Das endoskopische Befundungs-, Archivierungs- und Auswertungsprogramm Endodruck, bislang nur
als DOS-Version in der gastroenterologischen Endoskopie im Einsatz, ist nun auch als Windows-Version
erhältlich. Das Programm wurde durch einen endoskopisch tätigen Arzt aus der täglichen Erfahrung heraus im
Laufe mehrerer Jahre schrittweise weiterentwickelt - entstanden ist ein praxisnahes Instrument, das den
Arbeitsablauf in der Endoskopie beschleunigt und vereinfacht.
Die Software ist für die gastroenterologisch tätige Praxis ebenso geeignet wie für die Klinik. Neben der
einfachen Bedienung und der übersichtlichen Benutzeroberfläche bietet die Windows-Version viele neue
Funktionsmerkmale:
n Die Befunde können durch klar strukturierte Abfragen einfach und schnell eingegeben werden - auch
schwierigere endoskopische Befunde lassen sich bearbeiten.
n Zuweisende Ärzte, Namen von Untersuchern, Indikation usw. können aus individuell erstellten Auswahllisten
eingelesen werden. Patientendaten lassen sich per Chipkarte oder über den Zentralrechner durch Barcode-Leser
oder Personen-Kennziffer erfassen.
n Die Befundtexte werden in fließendem Deutsch, einem diktierten Befundtext vergleichbar, und bei Bedarf mit
zusammenfassender Beurteilung abgefaßt. Dem Patienten kann daher der fertige Befund unmittelbar nach
Abschluß der Untersuchung mitgegeben werden.

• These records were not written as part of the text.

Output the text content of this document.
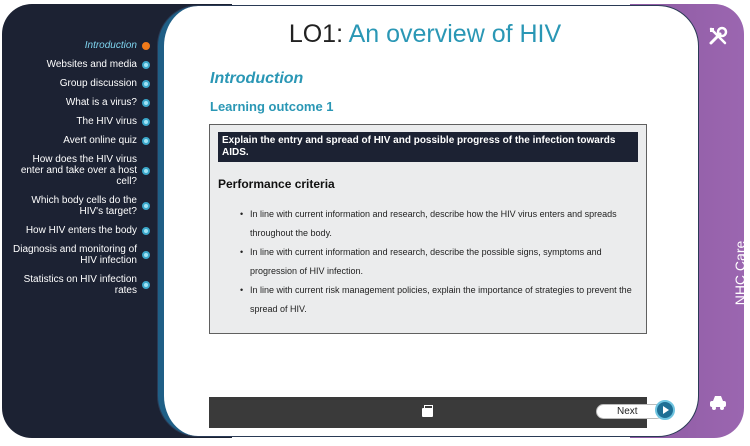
Introduction
Websites and media
Group discussion
What is a virus?
The HIV virus
Avert online quiz
How does the HIV virus enter and take over a host cell?
Which body cells do the HIV's target?
How HIV enters the body
Diagnosis and monitoring of HIV infection
Statistics on HIV infection rates
LO1: An overview of HIV
Introduction
Learning outcome 1
Explain the entry and spread of HIV and possible progress of the infection towards AIDS.
Performance criteria
• In line with current information and research, describe how the HIV virus enters and spreads throughout the body.
• In line with current information and research, describe the possible signs, symptoms and progression of HIV infection.
• In line with current risk management policies, explain the importance of strategies to prevent the spread of HIV.
Next
NHC Care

n Die Befunde werden ungekürzt als Textdateien gespeichert (Befundarchivierung) und stehen optional zur
weiteren Bearbeitung und individuellen Gestaltung mittels Textverarbeitungsprogrammen zur Verfügung. Auf
diese Weise lassen sich die Befunde zum Beispiel in Arztbriefe einarbeiten.
n Es besteht die Möglichkeit, einen Endoskopiekalender zu führen. Später eintreffende Befunde (zum Beispiel
Histologie, H.pylori) lassen sich problemlos nachtragen.

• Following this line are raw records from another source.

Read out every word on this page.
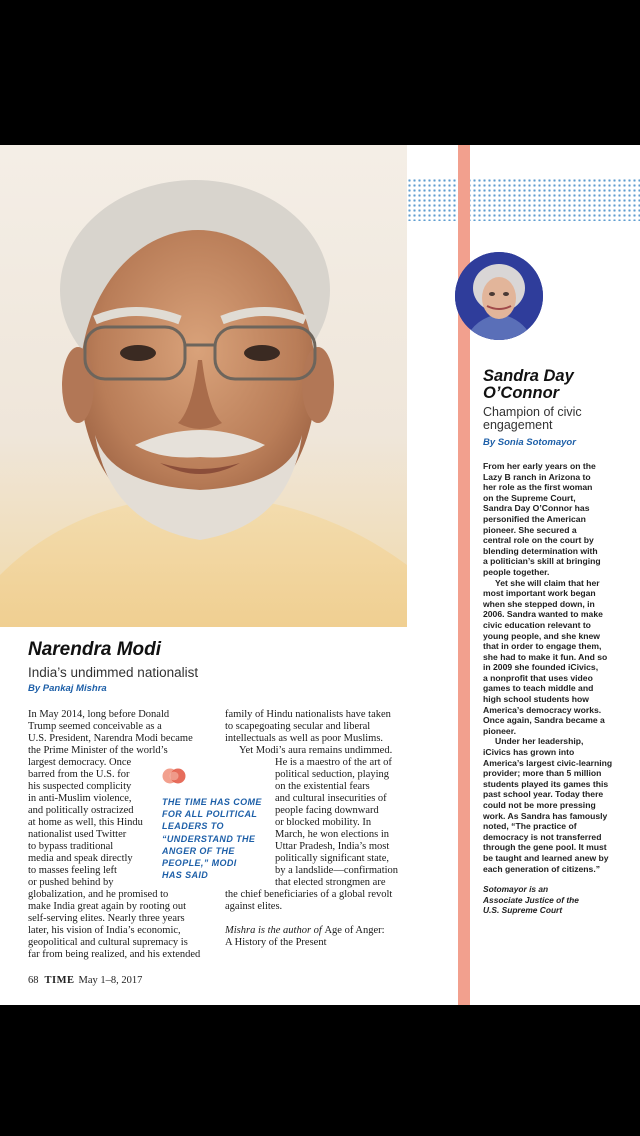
Sandra Day
O’Connor
Champion of civic
engagement
By Sonia Sotomayor

From her early years on the
Lazy B ranch in Arizona to
her role as the first woman
on the Supreme Court,
Sandra Day O’Connor has
personified the American
pioneer. She secured a
central role on the court by
blending determination with
a politician’s skill at bringing
people together.

Yet she will claim that her
most important work began
when she stepped down, in
2006. Sandra wanted to make
civic education relevant to
young people, and she knew
that in order to engage them,
she had to make it fun. And so
in 2009 she founded iCivics,
a nonprofit that uses video
games to teach middle and
high school students how
America’s democracy works.
Once again, Sandra became a
pioneer.

Under her leadership,
iCivics has grown into
America’s largest civic-learning
provider; more than 5 million
students played its games this
past school year. Today there
could not be more pressing
work. As Sandra has famously
noted, “The practice of
democracy is not transferred
through the gene pool. It must
be taught and learned anew by
each generation of citizens.”

Sotomayor is an
Associate Justice of the
U.S. Supreme Court
Narendra Modi
India’s undimmed nationalist
By Pankaj Mishra
In May 2014, long before Donald
Trump seemed conceivable as a
U.S. President, Narendra Modi became
the Prime Minister of the world’s
largest democracy. Once
barred from the U.S. for
his suspected complicity
in anti-Muslim violence,
and politically ostracized
at home as well, this Hindu
nationalist used Twitter
to bypass traditional
media and speak directly
to masses feeling left
or pushed behind by
globalization, and he promised to
make India great again by rooting out
self-serving elites. Nearly three years
later, his vision of India’s economic,
geopolitical and cultural supremacy is
far from being realized, and his extended
family of Hindu nationalists have taken
to scapegoating secular and liberal
intellectuals as well as poor Muslims.
Yet Modi’s aura remains undimmed.
He is a maestro of the art of
political seduction, playing
on the existential fears
and cultural insecurities of
people facing downward
or blocked mobility. In
March, he won elections in
Uttar Pradesh, India’s most
politically significant state,
by a landslide—confirmation
that elected strongmen are
the chief beneficiaries of a global revolt
against elites.
Mishra is the author of Age of Anger:
A History of the Present
THE TIME HAS COME
FOR ALL POLITICAL
LEADERS TO
“UNDERSTAND THE
ANGER OF THE
PEOPLE,” MODI
HAS SAID
68 TIME May 1–8, 2017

Die archivierten Befunde können in vielfältiger Weise statistisch ausgewertet werden: nach Art der
Untersuchung, Untersucher, Zeitraum, Alter oder Geschlecht des Patienten, Diagnose bzw.
Diagnosekombinationen. Die Erfassung von Untersuchungsart und Kosten (Verbrauchsmittel) nach
anfordernden Stellen ist ohne großen Arbeitsaufwand möglich.
Der Einsatz von Endodruck führt letztlich zu erheblichen Kosteneinsparungen: Kurzbefund und Befunddiktat
entfallen, ebenso die Befundniederschrift - das Schreibbüro wird entlastet, Korrekturdurchgänge werden
reduziert. Außerdem wird dadurch, daß Vorbefunde sekundenschnell abzurufen sind, Arbeitszeit eingespart.